Все эти черты, несомненно, привлекают нас в собаках, но не объясняют в полной мере нашу привязанность к ним. Связь человека и собаки формируется с течением времени и зависит от характера их взаимодействия. Объяснение может быть весьма простым: это необходимо, и точка. «В конце концов нам нужны яйца», — объяснял один из персонажей Вуди Аллена, рассказывавший о брате, человеке настолько своеобразном, что он думал, будто он — курица. Разумеется, родственники могли отправить его в лечебницу, однако предпочли этого не делать, чтобы не лишать семью источника протеинов. Иными словами, ответ заключается в отсутствии ответа: строить связи — это в человеческой природе. [59]Собаки, которые эволюционировали, живя бок о бок с нами, не отличаются в этом отношении от людей.
Этологи предлагают два объяснения того, почему установление связей естественно для людей и собак. Первое называется проксимальным: это причины, непосредственно обуславливающие поведение. Второе объяснение — ультимальное — говорит о конечных эволюционных причинах. И мы, и собаки (а также их предшественники) — социальные существа, поскольку социальное взаимодействие, как выяснилось, приносит пользу. Популярная гипотеза гласит, что социальность, предполагающая распределение ролей в сообществе, дала людям возможность эффективнее охотиться: наши предки добывали пищу сообща, и это помогло им выжить и добиться процветания, а бедняги неандертальцы, полагавшиеся только на себя, вымерли. Аналогичным образом жизнь в стае позволяет волкам охотиться на крупную добычу, успешно находить брачных партнеров и воспитывать щенков.
Теоретически мы можем взаимодействовать с любыми социальными животными, но, что примечательно, не дружим с сурикатами, муравьями или бобрами. Чтобы объяснить, почему мы отдаем предпочтение собакам, нужно рассмотреть проксимальное объяснение. Оно таково: главное — какой немедленный эффект имеет то или иное действие и как оно сказывается на том, кто это действие предпринимает.

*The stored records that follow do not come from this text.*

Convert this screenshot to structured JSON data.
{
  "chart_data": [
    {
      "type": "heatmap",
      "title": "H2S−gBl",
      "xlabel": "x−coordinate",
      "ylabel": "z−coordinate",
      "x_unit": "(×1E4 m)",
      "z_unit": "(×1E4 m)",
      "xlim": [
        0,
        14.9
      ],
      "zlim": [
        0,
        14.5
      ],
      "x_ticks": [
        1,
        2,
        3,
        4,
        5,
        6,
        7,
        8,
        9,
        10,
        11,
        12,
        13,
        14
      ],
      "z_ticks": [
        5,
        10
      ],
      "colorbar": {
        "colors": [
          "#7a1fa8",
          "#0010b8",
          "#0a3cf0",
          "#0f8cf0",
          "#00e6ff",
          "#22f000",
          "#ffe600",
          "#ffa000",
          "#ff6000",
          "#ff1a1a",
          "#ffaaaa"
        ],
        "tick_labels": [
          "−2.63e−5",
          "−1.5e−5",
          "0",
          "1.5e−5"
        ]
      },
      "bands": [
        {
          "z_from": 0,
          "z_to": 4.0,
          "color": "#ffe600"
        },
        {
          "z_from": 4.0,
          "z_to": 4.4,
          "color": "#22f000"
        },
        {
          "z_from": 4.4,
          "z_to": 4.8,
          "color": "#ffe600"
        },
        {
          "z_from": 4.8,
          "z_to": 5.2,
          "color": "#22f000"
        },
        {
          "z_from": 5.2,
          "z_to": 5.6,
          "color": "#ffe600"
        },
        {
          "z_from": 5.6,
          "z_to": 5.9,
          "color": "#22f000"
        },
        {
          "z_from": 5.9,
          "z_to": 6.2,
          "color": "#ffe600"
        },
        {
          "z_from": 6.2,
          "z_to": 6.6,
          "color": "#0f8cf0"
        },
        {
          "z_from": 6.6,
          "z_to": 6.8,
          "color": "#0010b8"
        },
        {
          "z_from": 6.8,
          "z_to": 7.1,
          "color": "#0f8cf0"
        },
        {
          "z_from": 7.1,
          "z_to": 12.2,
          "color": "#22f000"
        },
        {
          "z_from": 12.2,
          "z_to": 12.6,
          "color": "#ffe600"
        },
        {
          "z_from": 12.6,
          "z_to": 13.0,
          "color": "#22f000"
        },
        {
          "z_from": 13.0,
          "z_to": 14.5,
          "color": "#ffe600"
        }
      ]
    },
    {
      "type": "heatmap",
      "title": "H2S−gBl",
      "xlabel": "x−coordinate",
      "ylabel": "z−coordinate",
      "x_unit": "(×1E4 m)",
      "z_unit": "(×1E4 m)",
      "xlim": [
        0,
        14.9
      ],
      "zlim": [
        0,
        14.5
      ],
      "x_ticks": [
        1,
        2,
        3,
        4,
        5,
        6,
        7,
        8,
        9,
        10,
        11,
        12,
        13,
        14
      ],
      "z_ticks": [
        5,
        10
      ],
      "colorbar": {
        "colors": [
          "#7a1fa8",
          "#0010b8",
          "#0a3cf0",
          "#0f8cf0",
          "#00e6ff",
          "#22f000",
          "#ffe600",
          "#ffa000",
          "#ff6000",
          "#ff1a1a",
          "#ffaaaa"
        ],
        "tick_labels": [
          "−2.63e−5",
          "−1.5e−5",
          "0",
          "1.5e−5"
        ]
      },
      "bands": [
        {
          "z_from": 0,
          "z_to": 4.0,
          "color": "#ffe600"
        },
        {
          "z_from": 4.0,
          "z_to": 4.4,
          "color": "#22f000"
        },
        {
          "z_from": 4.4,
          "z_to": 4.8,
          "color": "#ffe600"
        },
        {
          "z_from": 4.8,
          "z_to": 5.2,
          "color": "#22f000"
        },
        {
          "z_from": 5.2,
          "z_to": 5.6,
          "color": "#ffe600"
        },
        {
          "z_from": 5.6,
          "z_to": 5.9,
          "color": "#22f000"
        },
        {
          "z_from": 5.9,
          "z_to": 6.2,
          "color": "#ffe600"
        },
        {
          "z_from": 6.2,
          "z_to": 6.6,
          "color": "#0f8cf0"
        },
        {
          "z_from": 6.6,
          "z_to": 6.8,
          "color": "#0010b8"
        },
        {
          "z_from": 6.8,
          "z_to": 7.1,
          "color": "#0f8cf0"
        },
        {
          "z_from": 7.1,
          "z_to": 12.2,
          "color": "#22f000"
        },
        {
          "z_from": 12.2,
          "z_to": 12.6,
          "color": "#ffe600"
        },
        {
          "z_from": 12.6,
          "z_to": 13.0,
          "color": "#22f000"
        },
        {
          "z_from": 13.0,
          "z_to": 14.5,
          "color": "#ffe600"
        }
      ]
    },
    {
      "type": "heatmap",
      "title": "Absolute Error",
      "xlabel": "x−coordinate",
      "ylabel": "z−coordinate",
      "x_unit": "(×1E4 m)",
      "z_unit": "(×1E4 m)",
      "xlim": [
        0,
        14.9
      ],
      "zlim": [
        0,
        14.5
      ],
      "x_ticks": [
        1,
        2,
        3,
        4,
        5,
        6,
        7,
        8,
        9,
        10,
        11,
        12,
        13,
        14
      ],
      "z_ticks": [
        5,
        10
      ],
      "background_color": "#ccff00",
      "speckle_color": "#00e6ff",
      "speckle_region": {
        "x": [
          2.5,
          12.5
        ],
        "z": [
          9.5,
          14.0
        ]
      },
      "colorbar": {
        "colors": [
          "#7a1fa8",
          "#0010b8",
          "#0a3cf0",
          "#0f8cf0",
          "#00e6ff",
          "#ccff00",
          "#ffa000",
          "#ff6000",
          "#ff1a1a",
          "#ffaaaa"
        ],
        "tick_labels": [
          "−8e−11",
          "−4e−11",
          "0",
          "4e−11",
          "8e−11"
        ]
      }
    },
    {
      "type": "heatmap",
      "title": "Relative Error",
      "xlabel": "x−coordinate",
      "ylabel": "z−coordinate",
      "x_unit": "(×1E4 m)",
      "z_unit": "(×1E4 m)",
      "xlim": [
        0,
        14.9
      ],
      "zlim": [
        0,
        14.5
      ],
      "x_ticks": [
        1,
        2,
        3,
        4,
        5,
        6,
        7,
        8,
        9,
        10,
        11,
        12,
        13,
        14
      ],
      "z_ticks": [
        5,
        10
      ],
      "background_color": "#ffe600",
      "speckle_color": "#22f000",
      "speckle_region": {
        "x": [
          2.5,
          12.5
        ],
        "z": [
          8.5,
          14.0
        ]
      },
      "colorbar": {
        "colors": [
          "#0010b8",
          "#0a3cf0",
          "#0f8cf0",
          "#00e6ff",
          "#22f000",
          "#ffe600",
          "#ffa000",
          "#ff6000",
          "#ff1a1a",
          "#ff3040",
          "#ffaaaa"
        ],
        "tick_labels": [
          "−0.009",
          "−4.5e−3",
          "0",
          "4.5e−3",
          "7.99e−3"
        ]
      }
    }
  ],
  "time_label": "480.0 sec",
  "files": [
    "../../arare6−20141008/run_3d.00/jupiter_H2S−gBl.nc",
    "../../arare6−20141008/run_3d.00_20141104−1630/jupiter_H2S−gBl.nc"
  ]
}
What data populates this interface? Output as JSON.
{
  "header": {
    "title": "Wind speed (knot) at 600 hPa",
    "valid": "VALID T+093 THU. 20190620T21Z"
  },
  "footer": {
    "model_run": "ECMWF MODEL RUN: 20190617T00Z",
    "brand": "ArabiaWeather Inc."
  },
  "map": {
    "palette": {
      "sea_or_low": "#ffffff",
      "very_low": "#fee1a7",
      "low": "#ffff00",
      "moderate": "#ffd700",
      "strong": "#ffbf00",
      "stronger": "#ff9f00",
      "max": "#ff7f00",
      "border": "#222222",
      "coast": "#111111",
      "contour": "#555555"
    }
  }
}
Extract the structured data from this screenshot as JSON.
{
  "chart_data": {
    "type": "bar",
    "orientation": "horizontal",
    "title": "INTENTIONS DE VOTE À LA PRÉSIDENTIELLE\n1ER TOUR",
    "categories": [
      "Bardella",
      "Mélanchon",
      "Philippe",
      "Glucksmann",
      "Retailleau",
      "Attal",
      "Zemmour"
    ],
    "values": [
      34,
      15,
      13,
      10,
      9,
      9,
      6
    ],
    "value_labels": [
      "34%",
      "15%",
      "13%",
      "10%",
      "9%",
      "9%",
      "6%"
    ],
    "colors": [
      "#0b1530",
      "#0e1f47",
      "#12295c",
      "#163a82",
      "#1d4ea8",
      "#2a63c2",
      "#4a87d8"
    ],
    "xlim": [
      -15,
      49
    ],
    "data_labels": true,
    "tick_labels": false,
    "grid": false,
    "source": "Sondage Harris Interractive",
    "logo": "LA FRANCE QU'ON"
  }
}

В случае со зверями результатом могут быть мясо, добытое на охоте, или половой акт, которым завершается преследование самки.
Этим собаки отличаются от других социальных животных. Есть три вида поведения, посредством которых мы поддерживаем связь с собаками, чувствуя себя вознагражденными. Это, во-первых, физический контакт; прикосновение животного — не просто стимуляция нервных окончаний в коже. Второй — ритуал приветствия; радость при встрече друг с другом — это узнавание и признание. Третий — тайминг, «измерение времени»; от темпа нашего взаимодействия с собакой многое зависит. Все три фактора неразрывно связывают нас с собакой.